Saint Ephraim the Syrian — “Death Slew and was Slain”


In his sermon “On Our Lord”, the masterful poet and orator St Ephraim the Syrian portrays with all his customary eloquence the theological significance of the death and Resurrection of our Lord. The Saint commences by confirming that our Lord did in fact die: “[death] trampled our Lord underfoot”. However, this trampling was in no way a defeat, for Christ “in turn treated death as a high road for His own feet”. In other words, Christ’s death was not an unintended consequence of His coming.

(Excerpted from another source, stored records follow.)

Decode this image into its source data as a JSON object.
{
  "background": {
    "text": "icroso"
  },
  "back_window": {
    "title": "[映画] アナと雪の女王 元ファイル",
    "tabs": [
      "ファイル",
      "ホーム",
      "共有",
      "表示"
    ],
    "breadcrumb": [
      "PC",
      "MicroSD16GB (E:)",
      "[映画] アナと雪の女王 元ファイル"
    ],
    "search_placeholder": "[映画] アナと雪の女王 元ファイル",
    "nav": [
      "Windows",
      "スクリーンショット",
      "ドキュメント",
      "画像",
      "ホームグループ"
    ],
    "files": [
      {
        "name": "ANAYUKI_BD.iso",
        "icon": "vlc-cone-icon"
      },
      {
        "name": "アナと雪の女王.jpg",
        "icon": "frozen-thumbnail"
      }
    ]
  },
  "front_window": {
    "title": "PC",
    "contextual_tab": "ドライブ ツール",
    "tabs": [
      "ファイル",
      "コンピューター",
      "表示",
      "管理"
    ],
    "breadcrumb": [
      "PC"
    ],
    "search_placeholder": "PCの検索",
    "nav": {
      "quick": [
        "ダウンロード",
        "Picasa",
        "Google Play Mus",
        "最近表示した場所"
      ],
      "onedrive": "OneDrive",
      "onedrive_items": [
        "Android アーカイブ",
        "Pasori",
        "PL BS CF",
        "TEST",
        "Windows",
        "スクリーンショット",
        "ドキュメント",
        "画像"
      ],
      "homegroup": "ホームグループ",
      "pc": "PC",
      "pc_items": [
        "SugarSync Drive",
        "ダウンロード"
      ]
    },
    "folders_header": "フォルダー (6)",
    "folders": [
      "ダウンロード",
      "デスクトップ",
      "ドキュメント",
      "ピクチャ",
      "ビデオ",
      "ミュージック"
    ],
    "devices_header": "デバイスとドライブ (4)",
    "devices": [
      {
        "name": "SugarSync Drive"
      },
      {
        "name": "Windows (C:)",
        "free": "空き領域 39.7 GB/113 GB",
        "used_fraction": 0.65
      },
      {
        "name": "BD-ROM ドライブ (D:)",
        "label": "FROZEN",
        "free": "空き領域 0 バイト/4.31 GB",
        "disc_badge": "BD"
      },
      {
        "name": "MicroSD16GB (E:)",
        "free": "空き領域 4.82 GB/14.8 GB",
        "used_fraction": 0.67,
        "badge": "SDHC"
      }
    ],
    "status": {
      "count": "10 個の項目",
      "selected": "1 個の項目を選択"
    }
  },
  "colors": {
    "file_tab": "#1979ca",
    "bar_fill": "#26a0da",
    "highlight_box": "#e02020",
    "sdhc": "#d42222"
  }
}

There was a mission from which God never departed. Christ submitted to death in order to defeat it. St Ephraim says, “death slew Him by means of the body which He had assumed, but that same body proved to be the weapon with which He conquered death”. That same body was elected by God. God chose the “chariot” by which He would arrive on earth (the Theotokos), and thus subjected Himself to bodily mortality. Christ’s death involved the pain felt by the death of any mortal man suffering such extreme tortures. Christ did not use His powers to relieve the pain, to withdraw the sting of the nails, or to quicken His suffering. But death was only able to kill a natural human life, “[beneath] the cloak of His manhood, His Godhead engaged death in combat; in slaying our Lord, death itself was slain”.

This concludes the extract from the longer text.